Do you remember back in the last Yamlix post that I mentioned that yamerl accepts a list of extension modules to extend the parser? Well, it turns out that parsing atoms requires such an extension. yamerl includes the extended module yamerl_node_erlang_atom for this purpose. So, to verify my YAML output is loadable I have the following test:
test "it dumps atoms that can be read by yamerl" do
assert [:a] == Yamlix.dump(:a)
|> String.to_char_list
|> :yamerl_constr.string([{:node_mods, [:yamerl_node_erlang_atom]}])
end
The proplist passed to :yamerl_constr.string/2
loads the extension module.
This test passes!
Time to refactor again
I want to clean up the tests. The new :yamerl
based test is too verbose and obscures the intention of the test. I expect to write more tests of this form so I think it would be valuable to clean it up.

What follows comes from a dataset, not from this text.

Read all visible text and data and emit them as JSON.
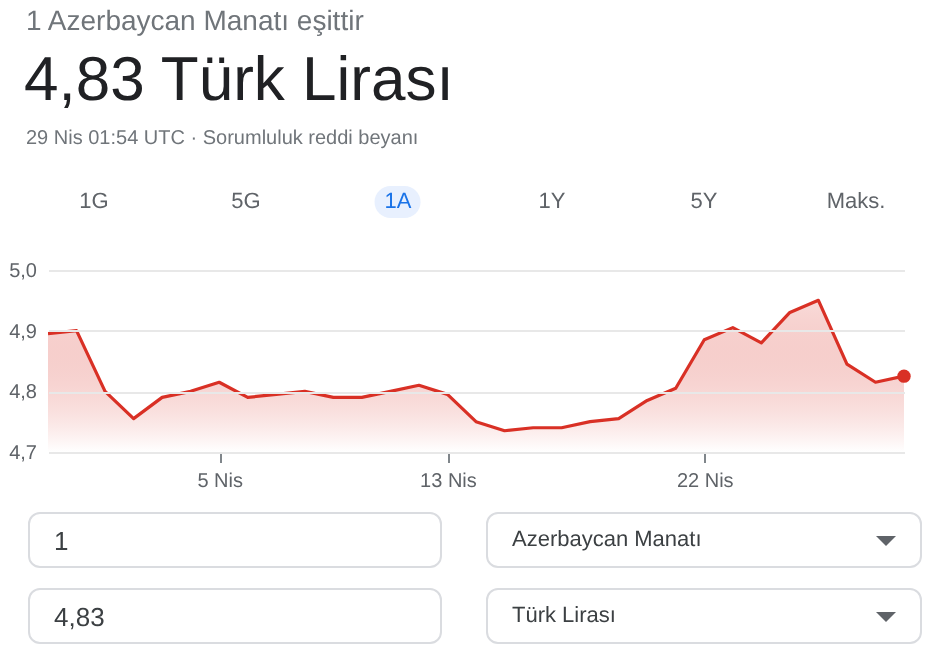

def pasre_with_yamerl(str) do
str
|> String.to_char_list
|> :yamerl_constr.string([{:node_mods, [:yamerl_node_erlang_atom]}])
end
test "it dumps atoms that can be read by yamerl" do
assert [:a] == Yamlix.dump(:a) |> pasre_with_yamerl
end
Next Steps
In this post we implemented rudimentary support for lists, maps and basic Elixir types in Yamlix. This means we have basic support for all 3 types supported by YAML: sequences, maps, and scalars. On top of this we will be able to build a complete YAML generator. Future posts will work through the YAML spec to add full support for YAML 1.2.